Achard a plus d'une plume dans son carquois : il est d'abord un pourvoyeur habile de pièces qui, même si elles ne brillent pas toutes par une grande originalité thématique, font preuve de personnalité dans la structure ou le ton. Voulez-vous jouer avec moâ ? (1923), sa première œuvre, est une parade foraine qui ne tient que par la prestation des acteurs et les prestiges du cirque ; le Corsaire (1938, à l'Athénée avec Jouvet et Ozeray) est du cinéma dans le théâtre puisque la pièce raconte le tournage d'un film et, de façon pirandellienne, montre que le faux du cinéma est plus profond, mieux senti, que le vrai de la vie ; la Femme en blanc (1932) repose entièrement sur un « flash-back » et transforme les récits en visions comme seul le cinéma se le permettait à l'époque ; Auprès de ma blonde (1946) joue aussi sur le temps, ici pris à l'envers, mais offre de plus à un comédien (en l'occurrence Bernard Blier qui fut très remarqué) l'occasion de se métamorphoser tout en restant le même. Pour le ton, il est souvent plus dramatique qu'on ne le soupçonnerait d'un des auteurs les plus fêtés du Boulevard : Mademoiselle de Panama est une histoire assez sombre de rivalité entre le travail et l'amour ; Turlututu (1962) est l'histoire d'un raté et d'un lâche ; Patate (1957) celle d'une humiliation et d'une vengeance ; Noix de coco (1935, avec Raimu dans le rôle du père) est un vaudeville dramatique et psychologique sur la tendresse bourrue qui lie un père à son fils.
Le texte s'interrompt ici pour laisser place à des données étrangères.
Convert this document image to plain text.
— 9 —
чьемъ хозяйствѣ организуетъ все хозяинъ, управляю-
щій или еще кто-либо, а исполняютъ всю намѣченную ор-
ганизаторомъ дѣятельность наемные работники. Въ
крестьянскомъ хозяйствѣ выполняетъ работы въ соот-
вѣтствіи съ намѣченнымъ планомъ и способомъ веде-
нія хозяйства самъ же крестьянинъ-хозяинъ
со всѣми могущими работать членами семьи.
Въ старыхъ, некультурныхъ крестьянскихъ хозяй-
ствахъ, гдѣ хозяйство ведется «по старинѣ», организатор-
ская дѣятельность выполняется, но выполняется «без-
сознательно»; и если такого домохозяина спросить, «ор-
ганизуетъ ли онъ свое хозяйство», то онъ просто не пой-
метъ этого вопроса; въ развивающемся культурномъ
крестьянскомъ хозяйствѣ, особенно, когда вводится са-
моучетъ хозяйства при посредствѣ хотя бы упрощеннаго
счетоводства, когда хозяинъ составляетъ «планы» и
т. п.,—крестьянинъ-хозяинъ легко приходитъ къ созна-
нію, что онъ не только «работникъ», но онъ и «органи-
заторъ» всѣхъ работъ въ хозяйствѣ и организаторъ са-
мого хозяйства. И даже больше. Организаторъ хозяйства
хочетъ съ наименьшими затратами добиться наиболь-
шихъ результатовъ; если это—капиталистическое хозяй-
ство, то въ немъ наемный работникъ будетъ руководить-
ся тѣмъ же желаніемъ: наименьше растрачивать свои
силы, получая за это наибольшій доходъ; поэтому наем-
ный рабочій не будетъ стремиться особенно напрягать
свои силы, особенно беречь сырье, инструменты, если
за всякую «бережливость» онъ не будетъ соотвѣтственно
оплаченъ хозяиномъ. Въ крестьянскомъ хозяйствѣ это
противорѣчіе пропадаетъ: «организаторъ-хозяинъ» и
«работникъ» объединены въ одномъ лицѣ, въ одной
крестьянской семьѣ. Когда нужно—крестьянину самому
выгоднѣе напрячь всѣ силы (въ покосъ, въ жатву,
Une autre face d'Achard est celle du poète, du rêveur : il a tellement bien dessiné les traits de ce rôle (somme toute assez conventionnel) qu'il l'a transformé en mythe avec Jef (Jean de la lune, 1929, avec Jouvet en Jef, Tessier et Simon), avec Domino (dans la pièce du même nom, 1932, avec Jouvet et Tessier de nouveau), avec Polo (Colinette, 1942, avec Périer dans le rôle de Polo). Achard a même fini par être victime de la réputation de funambulisme acquise avec Jean de la lune ! Ce caractère, il est vrai, est d'une grande joliesse poétique avec ce qu'il faut de discrétion dans la sensiblerie et de fraîcheur dans la passion pour faire accepter (comme dans Domino) toutes les invraisemblances. Achard ou le fantastique dans le quotidien : « C'est Ariel en chandail, Fantasio en veston » (Jean-Louis Vaudoyer). Héritiers d'Arlequin et de la commedia dell'arte, ses personnages ne se livrent à aucun lazzi gestuel, mais fusent en phrases douces-amères qui disent les blessures et les espoirs du cœur.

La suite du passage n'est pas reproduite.